The film starts off with 5 friends busy planning their next lads week away, with everything from Amsterdam to America trying and failing to get traction; the suggestion of hiking in Europe falls on deaf ears too. Two of the guys, Luke (Spall) and Rob are held up in a corner shop robbery, ending in Rob getting bludgeoned to death while Luke watches on, unable to move or intervene. It haunts him even 6 months later, where the 4 remaining lads honour their fallen friend by taking that hiking trip he suggested. When the group starts to have enough and yearn for the comfort of the lodge that began their trip, a shortcut is found through the woods covering the mountains.

So far, so good. You’ll be on the edge of your seat for at least an hour as you go through the motions of your classic horror film. One of the group see something, hear strange noises, some jump scares follow and a sense of danger is omnipresent. It’s beautifully told though, with the writing, that’s driven strongly by British banter that you can actually relate to, making these situations ever more real. The first night doesn’t hold anything back, with each lad experiencing strange goings on, enough to quickly dispel anyone denying the strange activities. The Ritual also ones a great job of leaving things in plain sight, freaking you out more when something does move, or passes in the distance – it puts you on edge throughout and drops you right into the forest.

The payoff? It’s not that refined. Adaptions from books mean that you’re pretty much wed to the source material and it shows here. You’ll be mistaken for thinking the film is taking you towards a psychological thriller, but it doubles back and stays true to a traditional horror. The overarching journey that Luke has to tackle is this sense of facing your daemons and standing up for what’s right, which you might argue is delivered in the ending but could have definitely been pulled out a bit more.

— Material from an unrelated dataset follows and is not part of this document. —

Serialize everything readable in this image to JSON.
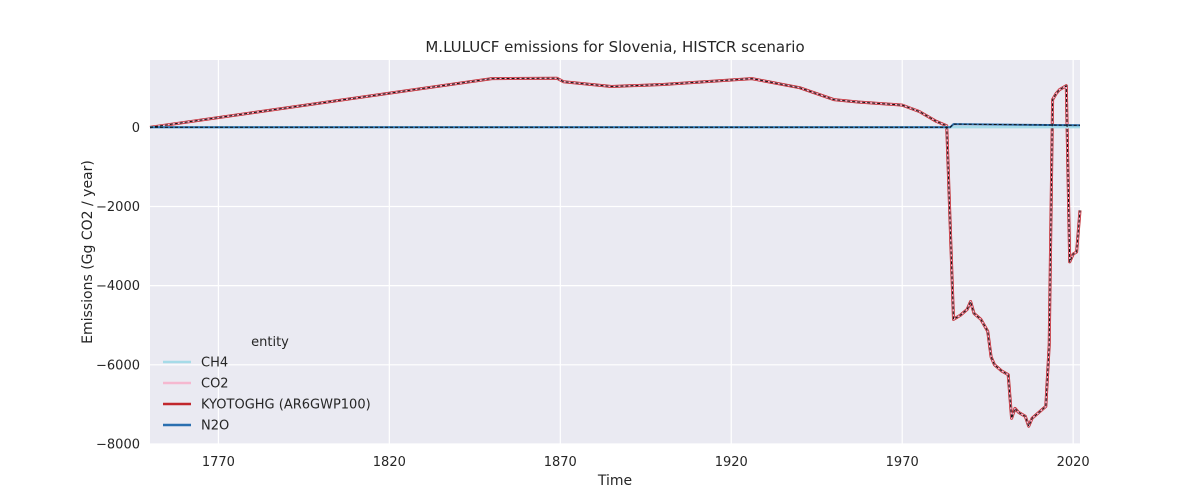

It’s a classic near-90 minute horror run-time, and as a story it’s well rounded and perfect to add to your horror collection. David Bruckner is a dab hand at horror at this point, and this film definitely stands out from his filmography. The Swedish setting is breathtaking, but most definitely unnerving; expansive, yet claustrophobic and plays with both the cast and the audience well. For Halloween, it’s a proper good staple to see, but doesn’t quite reach the heights of key players like IT this October.